2 mai 2016. Réception à l’Élysée. À droite de François Hollande, Tahar Ben Jelloun et Leila Slimani ; derrière, Rachid Benzine.
Présidence de la République française
Ce n’est pas la première fois qu’une publication française met ainsi
en avant l’écrivaine franco-marocaine Leïla Slimani, lauréate du prix
Goncourt 2016. Elle a été adoubée par le président Emmanuel Macron qui
l’a nommée sa représentante personnelle pour la francophonie. Elle est
désormais la coqueluche des médias de la métropole toutes tendances
confondues, et décrite comme la nouvelle égérie mondiale de la lutte « contre toutes les tyrannies », notamment dans le monde arabo-musulman. Toutes les tyrannies ?
Presque, car chez Leïa Slimani, le souffle de la révolte s’estompe dès
qu’il est question du régime politique marocain, et plus
particulièrement de la monarchie chérifienne.
Ce constat s’inscrit dans un processus plus large qui caractérise aussi bien le règne de Mohammed VI que celui de son père, le roi Hassan II
(1929-1999) : la cooptation des célébrités franco-marocaines, un
exercice pour lequel le palais dispose d’un véritable savoir-faire.

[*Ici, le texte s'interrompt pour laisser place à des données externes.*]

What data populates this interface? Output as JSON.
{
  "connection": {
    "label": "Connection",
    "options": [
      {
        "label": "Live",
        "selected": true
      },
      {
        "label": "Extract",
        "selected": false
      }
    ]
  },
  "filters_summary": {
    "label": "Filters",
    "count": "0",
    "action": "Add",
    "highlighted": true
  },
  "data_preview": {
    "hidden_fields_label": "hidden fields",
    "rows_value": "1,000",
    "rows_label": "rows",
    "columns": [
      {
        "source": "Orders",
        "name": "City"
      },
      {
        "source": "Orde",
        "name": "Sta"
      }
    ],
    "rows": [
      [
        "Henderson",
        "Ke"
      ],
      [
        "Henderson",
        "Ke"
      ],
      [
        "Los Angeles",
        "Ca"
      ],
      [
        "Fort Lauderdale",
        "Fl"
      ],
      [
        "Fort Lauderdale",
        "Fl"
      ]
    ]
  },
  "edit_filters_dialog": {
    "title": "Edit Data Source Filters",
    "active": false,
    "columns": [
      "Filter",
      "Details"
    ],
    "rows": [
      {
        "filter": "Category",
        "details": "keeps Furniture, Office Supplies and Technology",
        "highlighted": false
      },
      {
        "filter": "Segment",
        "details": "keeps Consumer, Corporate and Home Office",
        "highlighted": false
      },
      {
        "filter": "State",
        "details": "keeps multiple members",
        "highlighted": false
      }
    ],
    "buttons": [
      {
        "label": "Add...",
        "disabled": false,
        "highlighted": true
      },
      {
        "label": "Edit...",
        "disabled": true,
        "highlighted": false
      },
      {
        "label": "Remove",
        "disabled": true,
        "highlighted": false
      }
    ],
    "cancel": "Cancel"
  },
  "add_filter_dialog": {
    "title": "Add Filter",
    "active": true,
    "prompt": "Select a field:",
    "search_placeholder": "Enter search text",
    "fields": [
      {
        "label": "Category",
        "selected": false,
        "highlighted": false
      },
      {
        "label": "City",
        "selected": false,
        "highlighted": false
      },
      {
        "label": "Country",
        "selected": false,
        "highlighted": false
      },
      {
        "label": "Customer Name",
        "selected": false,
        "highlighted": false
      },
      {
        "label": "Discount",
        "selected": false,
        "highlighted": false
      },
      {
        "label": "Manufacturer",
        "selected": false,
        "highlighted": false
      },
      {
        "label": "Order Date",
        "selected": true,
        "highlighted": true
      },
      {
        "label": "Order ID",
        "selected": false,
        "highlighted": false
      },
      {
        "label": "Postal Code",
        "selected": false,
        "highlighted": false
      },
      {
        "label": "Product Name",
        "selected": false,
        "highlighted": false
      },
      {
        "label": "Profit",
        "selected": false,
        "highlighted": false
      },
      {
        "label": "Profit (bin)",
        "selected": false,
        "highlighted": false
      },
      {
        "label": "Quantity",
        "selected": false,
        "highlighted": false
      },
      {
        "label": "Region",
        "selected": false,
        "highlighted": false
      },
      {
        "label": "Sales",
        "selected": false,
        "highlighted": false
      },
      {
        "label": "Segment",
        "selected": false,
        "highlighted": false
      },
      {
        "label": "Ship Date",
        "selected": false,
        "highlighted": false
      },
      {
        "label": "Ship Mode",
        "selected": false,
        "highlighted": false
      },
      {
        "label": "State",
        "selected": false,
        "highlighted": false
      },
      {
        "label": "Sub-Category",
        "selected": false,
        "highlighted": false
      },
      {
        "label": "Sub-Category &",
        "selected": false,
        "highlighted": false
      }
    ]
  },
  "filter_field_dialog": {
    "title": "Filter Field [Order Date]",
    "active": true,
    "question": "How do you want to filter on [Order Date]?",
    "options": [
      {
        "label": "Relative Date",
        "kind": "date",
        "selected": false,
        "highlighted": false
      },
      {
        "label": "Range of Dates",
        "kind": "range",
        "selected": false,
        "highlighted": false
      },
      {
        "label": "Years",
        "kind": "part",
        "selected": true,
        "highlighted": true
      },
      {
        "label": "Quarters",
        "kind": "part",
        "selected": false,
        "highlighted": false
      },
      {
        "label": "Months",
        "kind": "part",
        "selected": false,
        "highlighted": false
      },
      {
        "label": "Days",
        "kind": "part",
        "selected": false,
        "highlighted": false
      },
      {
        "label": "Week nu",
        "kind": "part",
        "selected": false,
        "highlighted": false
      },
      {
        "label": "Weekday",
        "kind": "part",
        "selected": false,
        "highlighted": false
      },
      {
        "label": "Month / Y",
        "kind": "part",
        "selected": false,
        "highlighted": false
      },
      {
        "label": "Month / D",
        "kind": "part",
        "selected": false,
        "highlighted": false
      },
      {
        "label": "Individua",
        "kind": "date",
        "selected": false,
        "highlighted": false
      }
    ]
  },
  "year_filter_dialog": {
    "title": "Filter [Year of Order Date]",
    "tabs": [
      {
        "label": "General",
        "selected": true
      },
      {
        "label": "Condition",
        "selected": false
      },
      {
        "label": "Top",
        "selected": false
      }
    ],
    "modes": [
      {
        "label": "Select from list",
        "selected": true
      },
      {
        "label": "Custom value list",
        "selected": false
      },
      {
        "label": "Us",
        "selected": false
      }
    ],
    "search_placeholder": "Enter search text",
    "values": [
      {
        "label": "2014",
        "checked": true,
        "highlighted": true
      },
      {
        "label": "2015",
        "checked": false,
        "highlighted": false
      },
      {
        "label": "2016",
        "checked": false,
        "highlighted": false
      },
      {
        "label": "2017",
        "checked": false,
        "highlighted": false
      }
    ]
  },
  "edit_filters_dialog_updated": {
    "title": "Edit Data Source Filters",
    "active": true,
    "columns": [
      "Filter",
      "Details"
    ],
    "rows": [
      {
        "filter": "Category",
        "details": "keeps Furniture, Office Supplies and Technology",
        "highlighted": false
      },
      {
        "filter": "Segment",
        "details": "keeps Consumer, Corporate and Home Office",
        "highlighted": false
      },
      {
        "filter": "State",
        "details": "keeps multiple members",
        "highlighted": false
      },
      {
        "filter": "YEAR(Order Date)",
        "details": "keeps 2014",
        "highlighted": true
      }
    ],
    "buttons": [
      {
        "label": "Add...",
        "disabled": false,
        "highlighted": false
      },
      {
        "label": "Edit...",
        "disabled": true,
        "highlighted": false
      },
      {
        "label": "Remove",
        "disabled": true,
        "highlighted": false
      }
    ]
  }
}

« Les intellectuels de Sa Majesté »
Lorsqu’en 1987, l’écrivain franco-marocain Tahar Ben Jelloun reçoit le Goncourt pour La Nuit sacrée, Hassan II lui adresse un message de « haute sollicitude » et de « félicitations paternelles ». Depuis, l’auteur du Racisme expliqué à ma fille évite tout commentaire critique sur l’ancien règne et il a fallu attendre la mort d’Hassan II
en 1999 — les langues commençant peu à peu à se délier — pour que le
romancier publie un premier livre sur le bagne de Tazmamart en
s’appuyant sur le récit d’un rescapé, Aziz Binebine. Il vient de sortir
un autre ouvrage sur le même thème, La Punition (Gallimard,
2018), dans lequel il décrit une expérience qu’il a vécue au Maroc
pendant une période limitée, avant de partir en France pour s’y
installer définitivement en 1971. Il y raconte notamment, avec un brin
de narcissisme, son service militaire en le présentant comme « dix-neuf mois de détention » en mars 1965. Il est alors âgé de 21 ans, pleure sa « belle » chevelure rasée et « ce que furent ces longs mois qui marquèrent à jamais ses vingt-ans », mais qui ont fait naître secrètement, dit-il, l’écrivain qu’il est devenu. Sur le régime d’Hassan II, ses « jardins secrets » et ses abus ? Pas un traître mot.
Avec l’arrivée au pouvoir de Mohammed VI,
le phénomène de cooptation a non seulement continué, mais il s’est
renforcé : à l’exemple de Leïla Slimani, la nouvelle vague des « intellectuels de Sa Majesté »
est incarnée aujourd’hui par de jeunes auteurs franco-marocains qui ont
un accès facile aux médias français, où ils dénoncent à peu près les
mêmes phénomènes : le conservatisme de la société marocaine d’une part,
et les travers de l’islam politique de l’autre. Mais dès qu’il s’agit du
régime politique, motus et bouche cousue.